I) Energy-Performance Optimization of the Uncore in Multi-cores

no_image After the multi-core revolution, the continuous evolution of market applications and technological devices have posed new challenges to hardware manufacturers, in order to meet ever-increasing low-power and performance requirements. In this scenario, the focus of the design architects shifted from the computational logic to the uncore subsystems, namely the interconnect and the cache hierarchy, to sustain the required data communication. Moreover, the uncore logic strongly affects the system-wide performance other than being the primary source of power consumption in the chip. This branch of my research mainly focuses on the Networks-on-Chip (NoCs) as the standard on-chip interconnection fabric in multi-cores also addressing the design of novel cache coherence protocols to support the physically distributed, logically shared cache hierarchy. Both power gating and Dynamic Voltage and Frequency Scaling (DVFS) methodologies for NoCs have been explored to optimize the energy-performance trade-off. Conversely, several optimized cache coherence protocols have been explored to support the Dynamic Non Uniform Cache Access (DNUCA) architecture as well as the possibility to power gating selected L2 cache banks during CPU intensive periods of the application execution. This research sits on the novel low-power design perspective of acting on cache resources rather than on computational logic to save energy.

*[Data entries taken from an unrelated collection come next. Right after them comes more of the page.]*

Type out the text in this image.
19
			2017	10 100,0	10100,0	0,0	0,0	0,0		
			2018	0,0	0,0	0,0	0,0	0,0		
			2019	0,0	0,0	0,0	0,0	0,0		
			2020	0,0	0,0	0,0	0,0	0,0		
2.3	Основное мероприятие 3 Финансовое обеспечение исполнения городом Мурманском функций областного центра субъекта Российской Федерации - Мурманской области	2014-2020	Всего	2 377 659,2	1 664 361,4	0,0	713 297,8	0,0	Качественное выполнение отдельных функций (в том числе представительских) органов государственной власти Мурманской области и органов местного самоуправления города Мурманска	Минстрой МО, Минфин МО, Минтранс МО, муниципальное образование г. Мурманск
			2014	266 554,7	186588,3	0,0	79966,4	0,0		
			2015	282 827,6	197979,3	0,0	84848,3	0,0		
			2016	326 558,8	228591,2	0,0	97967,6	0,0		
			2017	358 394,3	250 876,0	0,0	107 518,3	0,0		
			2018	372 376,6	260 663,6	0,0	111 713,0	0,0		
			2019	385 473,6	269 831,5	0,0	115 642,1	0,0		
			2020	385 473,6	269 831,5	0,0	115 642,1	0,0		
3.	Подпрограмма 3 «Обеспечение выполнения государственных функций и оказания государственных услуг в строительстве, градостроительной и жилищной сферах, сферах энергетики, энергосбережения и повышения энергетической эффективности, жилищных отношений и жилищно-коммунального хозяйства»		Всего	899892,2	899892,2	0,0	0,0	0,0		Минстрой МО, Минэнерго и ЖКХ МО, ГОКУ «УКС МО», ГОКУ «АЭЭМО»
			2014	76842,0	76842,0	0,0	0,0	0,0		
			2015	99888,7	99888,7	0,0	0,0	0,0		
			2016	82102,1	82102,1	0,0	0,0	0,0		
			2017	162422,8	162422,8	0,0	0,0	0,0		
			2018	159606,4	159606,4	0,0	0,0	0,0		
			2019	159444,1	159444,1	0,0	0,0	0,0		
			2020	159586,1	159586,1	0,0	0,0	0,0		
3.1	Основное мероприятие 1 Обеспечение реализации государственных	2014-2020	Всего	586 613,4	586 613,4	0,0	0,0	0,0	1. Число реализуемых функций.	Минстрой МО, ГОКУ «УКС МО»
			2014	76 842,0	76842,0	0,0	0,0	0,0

This part of my research strongly relies on ad-hoc cycle-accurate simulation tools that integrates the functional and power models on both the multi-core parts side by side with the modeled DVFS and power-gating actuators, thus imposing a balanced effort between the evaluation of new architectural solutions and the need to deeply customize state of the art research simulators to accurately model the additional considered components, e.g., DVFS and power gating actuators.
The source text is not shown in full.